Thursday, December 29, 2005

Cursed Diversions

I've barely thought about my HP story at all these last few days. It's amazing how much the combination of writer's block, Christmas, and another good book can pull you away from another story.

I'm still trying to think of a decent way to get the story rolling again. A way for my characters to get an announcement of a gathering out with limited resources & limited mobility. Half of the characters are easy, taking a note from OotP, but the other half that I want around, two in particular, are proving to be pretty damn difficult. There are ways, of course, but I'm trying really hard to not just hand-of-god the thing.

I might have to work Hedwig and/or Pigwidgeon back into the story. That might help a bit.

The biggest two diversions are currently Kingdom Hearts on my DS and Battle Royale by Koushun Takami.

KH, at least, is looking like it has a chance to be a quick game. As far as I can tell I'm halfway through it already after only three days. That appears to be one of the major limits for GB Advance games is the memory size involved. Plus I'm currently stuck on one boss, which might help in getting me away from it.

I'm also almost halfway through BR. Like I stated in a previous entry, it's a translation of a popular Japanese novel. It's intense, it's violent, it may be politically incorrect to a lot of people, but it's also gotten me hook, line, and sinker.

Part Lord of the Flies, part Running Man, part Long Walk, the basic plot revolves around a fascist society in 1997 Japan (although I haven't figured out the publication of the original Japanese novel, the pop culture references place it as a 1980's release). One aspect of the regime's control is, for no reason anyone in the story can figure out so far, is to take a group of 15-year-old students and throw them into an isolated area.

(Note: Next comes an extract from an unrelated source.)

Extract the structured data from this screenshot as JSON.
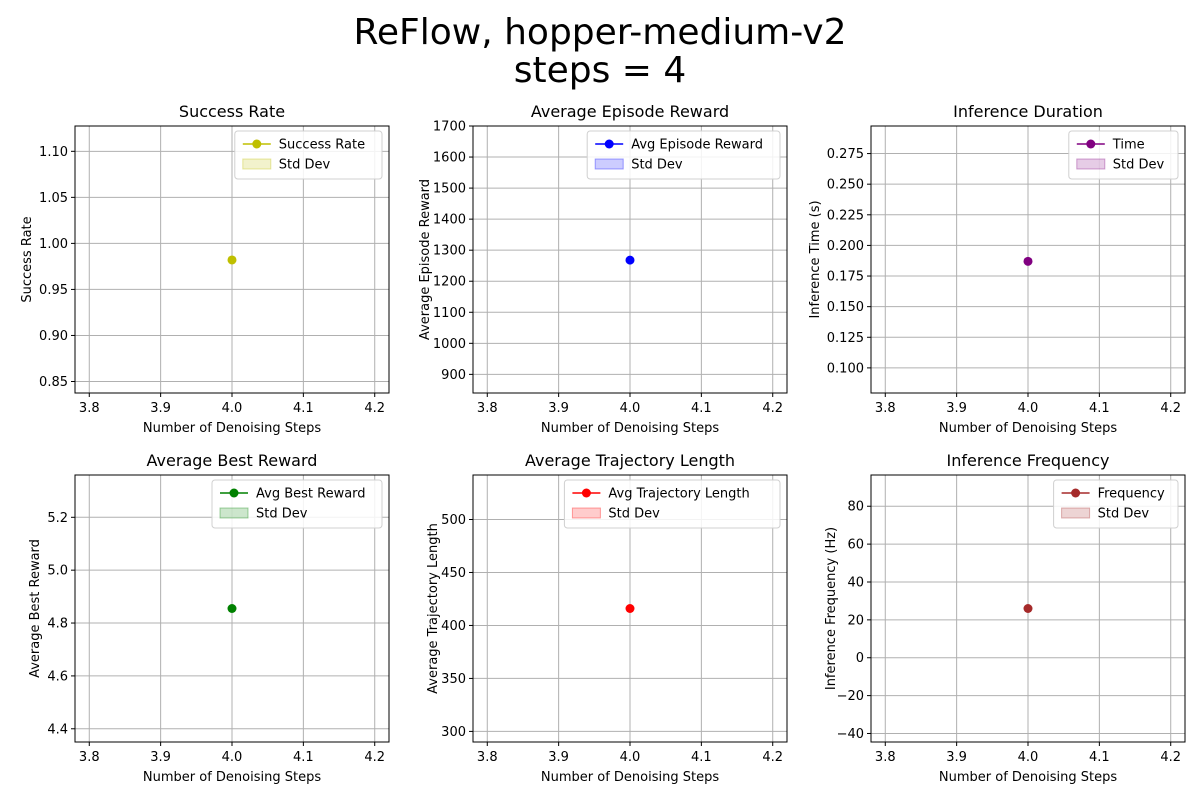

There they are forced into a "battle royale", forced to kill each other until only one survives.

Again, like I said, the subject matter is politically incorrect, to say the least. It was an incredibly controversial novel in Japan, made into an equally controversial movie. But the way it's written, the way the story is laid out, has drawn me in more than I thought it would.

The main thing that gets me about it is the spreading of narration. Shuya Nanahara is the main character, for sure, but so far only about half of the chapters have focused on him. Koushun makes a strong effort to give many characters a voice in the story, where we can see their backgrounds, their motivations, and their relationships with each other.

The first few times he did this, it seemed like he was just going to different characters to show their death scenes, but this is far from reality as I get deeper into the novel. He's put us into the heads of at least a dozen different characters so far, allowing us to make an emotional attachment to many of them. I know I was upset to see many of the characters die, even ones who only had a chapter to themselves, and am rooting for the downfall of others. To have a feel for secondary characters like that is the mark of a good book.

If you can handle a little blood and gore, this is a damn good book.